| name | ekg-agent-debug-analyzer |
| description | Analyze EKG agent debug JSON exports produced by `ekg-agent-export-debug-json`; use when investigating slow, looping, failed, or inefficient ekg-agent sessions and when deciding whether to improve prompts, tool descriptions, tool schemas, result truncation, guardrails, or add/remove ekg-agent tools. |
EKG Agent Debug Analyzer
Use this skill to turn an ekg-agent-export-debug-json file into concrete
agent improvements. The goal is not just to summarize the session; identify
where the agent wasted turns, failed, chose the wrong tool, received bad tool
output, or lacked the right tool affordance, then make the smallest effective
change.
Workflow
-
Run the bundled analyzer:
python3 path/to/ekg-agent-debug-analyzer/scripts/analyze_debug_json.py /tmp/ekg-agent-debug-....json
-
Read the generated findings, then inspect the JSON directly for the cited
interaction indexes, tool names, log markers, and result sizes.
-
Classify each issue:
- Prompt issue: the instructions or completion blockers nudge the agent into
the wrong behavior.
- Tool description/schema issue: the correct tool exists, but the model does
not know when or how to call it.
- Tool output issue: a tool returns too much text, too little structure, or
errors that are hard to recover from.
- Missing tool issue: the agent repeatedly tries to compose an operation that
should be one safe, explicit tool.
- Bad tool issue: a tool is consistently unused, dangerous for the workflow,
or attracts wrong calls.
-
Prefer changes in this order:
- Tighten
ekg-agent-instructions-intro or completion blocker messages.
- Improve existing
make-llm-tool descriptions and argument metadata.

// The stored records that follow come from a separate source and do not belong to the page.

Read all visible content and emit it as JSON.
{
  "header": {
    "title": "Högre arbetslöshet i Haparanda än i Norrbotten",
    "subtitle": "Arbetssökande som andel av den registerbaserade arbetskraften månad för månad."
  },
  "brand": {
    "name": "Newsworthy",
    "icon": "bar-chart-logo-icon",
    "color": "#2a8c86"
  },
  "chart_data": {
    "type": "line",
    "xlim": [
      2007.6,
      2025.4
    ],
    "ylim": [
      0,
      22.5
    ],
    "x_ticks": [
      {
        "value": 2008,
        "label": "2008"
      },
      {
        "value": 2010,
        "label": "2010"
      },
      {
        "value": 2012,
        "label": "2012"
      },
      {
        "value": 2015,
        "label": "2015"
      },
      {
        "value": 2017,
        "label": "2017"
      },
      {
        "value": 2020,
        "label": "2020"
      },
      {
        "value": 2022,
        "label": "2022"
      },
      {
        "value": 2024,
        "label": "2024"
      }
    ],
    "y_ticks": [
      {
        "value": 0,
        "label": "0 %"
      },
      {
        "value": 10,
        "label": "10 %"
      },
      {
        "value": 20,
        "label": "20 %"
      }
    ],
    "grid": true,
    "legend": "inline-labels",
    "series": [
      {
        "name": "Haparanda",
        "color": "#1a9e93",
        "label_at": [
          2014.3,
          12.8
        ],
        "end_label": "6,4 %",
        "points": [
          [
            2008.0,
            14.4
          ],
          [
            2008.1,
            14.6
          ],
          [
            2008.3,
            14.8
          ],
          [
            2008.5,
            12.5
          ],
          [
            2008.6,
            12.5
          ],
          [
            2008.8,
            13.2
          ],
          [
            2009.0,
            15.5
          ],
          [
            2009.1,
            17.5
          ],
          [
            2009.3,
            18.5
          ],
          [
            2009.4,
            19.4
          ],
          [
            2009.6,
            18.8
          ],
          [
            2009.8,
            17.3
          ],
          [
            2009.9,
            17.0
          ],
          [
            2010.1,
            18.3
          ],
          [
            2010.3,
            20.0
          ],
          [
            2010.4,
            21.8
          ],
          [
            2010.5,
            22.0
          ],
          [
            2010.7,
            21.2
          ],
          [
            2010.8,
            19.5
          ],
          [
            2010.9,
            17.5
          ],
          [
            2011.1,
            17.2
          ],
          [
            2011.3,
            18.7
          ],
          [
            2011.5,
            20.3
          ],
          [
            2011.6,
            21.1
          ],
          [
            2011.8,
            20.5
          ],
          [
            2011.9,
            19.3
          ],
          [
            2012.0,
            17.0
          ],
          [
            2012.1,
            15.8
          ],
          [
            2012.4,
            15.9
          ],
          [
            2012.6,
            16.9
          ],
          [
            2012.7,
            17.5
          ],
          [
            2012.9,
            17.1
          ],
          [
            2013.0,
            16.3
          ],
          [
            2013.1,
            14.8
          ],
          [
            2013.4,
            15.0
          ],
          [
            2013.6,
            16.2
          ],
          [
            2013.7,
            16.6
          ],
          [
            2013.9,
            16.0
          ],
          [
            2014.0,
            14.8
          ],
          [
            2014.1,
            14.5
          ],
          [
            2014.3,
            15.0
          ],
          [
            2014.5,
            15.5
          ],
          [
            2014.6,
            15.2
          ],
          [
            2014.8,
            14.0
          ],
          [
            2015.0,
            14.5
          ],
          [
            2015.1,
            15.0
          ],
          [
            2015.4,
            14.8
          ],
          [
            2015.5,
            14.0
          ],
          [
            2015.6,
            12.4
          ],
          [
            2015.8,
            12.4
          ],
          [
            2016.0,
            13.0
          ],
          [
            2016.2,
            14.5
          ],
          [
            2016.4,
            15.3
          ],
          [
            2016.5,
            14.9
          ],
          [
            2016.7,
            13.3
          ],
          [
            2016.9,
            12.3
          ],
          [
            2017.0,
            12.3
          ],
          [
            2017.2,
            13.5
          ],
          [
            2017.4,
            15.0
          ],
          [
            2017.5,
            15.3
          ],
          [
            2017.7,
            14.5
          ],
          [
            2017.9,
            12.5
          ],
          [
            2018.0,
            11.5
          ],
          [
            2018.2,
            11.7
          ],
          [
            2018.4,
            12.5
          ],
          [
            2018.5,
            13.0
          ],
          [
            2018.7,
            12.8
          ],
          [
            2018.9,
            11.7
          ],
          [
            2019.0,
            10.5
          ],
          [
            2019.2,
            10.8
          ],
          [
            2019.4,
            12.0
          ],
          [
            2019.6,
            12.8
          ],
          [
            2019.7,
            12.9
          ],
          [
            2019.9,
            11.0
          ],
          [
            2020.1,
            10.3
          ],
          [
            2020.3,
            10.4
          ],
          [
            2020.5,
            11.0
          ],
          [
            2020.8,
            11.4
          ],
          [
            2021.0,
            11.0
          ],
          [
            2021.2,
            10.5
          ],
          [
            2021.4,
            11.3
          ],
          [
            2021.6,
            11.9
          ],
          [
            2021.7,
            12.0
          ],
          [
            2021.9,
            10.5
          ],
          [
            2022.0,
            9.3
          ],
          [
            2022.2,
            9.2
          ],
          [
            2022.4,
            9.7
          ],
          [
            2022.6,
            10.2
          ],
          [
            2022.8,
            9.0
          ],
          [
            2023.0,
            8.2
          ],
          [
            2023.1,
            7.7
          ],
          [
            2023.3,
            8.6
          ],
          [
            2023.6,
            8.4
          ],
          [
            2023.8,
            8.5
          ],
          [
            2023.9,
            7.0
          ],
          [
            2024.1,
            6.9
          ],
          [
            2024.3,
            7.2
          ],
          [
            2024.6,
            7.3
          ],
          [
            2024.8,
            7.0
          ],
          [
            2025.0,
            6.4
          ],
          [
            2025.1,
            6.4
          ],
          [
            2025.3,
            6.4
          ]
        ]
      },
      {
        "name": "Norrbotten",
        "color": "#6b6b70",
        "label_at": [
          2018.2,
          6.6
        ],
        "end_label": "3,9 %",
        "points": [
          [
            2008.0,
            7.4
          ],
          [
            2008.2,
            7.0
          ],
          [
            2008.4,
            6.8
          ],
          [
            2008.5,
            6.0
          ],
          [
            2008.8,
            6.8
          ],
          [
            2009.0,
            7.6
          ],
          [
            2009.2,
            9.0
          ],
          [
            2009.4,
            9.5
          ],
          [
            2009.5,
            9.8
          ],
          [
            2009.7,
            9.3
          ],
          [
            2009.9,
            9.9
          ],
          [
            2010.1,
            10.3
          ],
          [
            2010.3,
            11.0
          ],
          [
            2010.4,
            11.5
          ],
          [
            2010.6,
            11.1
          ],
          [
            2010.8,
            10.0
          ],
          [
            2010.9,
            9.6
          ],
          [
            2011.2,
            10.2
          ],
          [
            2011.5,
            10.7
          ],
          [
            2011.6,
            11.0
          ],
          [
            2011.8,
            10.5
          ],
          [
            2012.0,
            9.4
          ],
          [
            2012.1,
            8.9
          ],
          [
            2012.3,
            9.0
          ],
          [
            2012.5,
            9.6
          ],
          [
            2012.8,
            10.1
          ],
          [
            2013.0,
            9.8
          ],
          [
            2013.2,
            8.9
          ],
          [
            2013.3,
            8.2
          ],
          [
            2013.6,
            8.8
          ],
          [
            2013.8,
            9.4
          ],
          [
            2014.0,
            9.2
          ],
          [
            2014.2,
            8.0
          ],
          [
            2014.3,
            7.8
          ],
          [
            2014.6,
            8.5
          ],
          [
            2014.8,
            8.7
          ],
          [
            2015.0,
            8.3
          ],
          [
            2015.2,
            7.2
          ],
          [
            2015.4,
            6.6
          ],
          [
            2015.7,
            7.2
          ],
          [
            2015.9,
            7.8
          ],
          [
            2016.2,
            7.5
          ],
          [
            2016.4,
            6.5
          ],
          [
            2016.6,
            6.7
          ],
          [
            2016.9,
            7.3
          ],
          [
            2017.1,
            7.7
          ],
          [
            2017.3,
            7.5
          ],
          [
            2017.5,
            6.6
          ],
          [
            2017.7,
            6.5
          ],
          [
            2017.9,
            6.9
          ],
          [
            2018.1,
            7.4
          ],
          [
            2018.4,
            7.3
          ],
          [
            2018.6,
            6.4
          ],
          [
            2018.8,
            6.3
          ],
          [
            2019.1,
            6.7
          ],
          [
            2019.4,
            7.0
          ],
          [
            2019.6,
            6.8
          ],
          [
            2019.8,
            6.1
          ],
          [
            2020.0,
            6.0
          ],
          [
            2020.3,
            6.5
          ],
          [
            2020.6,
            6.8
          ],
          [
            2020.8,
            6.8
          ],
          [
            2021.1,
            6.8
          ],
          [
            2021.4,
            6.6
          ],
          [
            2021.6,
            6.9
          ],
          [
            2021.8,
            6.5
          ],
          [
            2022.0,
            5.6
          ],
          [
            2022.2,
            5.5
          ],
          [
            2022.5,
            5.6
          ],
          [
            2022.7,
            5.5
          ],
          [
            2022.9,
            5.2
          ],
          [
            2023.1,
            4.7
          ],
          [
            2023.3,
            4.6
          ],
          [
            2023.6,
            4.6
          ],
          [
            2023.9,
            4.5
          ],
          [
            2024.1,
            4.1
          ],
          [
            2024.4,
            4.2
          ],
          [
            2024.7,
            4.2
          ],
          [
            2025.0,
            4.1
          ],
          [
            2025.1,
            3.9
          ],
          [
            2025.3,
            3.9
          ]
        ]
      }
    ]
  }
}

- Add result limits, paging, summaries, or structured return data to noisy
tools.
- Add a new tool only when the transcript shows repeated failed composition.
- Remove or hide tools only when evidence shows they hurt the task class.
-
When editing EKG itself, update focused tests in ekg-agent-test.el. Run:
eldev test ekg-agent-test.el
eldev compile
JSON Fields
Important fields in the export:
prompt.interactions: the conversation in prompt order. Each item has
role, content_type, content, tool_uses, tool_results, and
multi_turn_plist.
prompt.tools: the tool surface available to the model, including names,
descriptions, args, and async flags.
tool_call_history: successful tools recorded by EKG in chronological order.
Errors are usually visible in prompt.interactions[*].tool_results and
log.text.
session.completion_requirements: inferred requirements that can block an
attempted end tool.
configuration: relevant limits and retry/status settings.
log.text: user-visible log lines, including timeout, cancellation, LLM
error, and completion-blocked markers.
Report Format
When reporting back, lead with findings ordered by severity. For each finding,
include the evidence path, such as prompt.interactions[7].tool_results[0],
the tool name, and the observed consequence. Then list proposed code or tool
changes and the tests that cover them.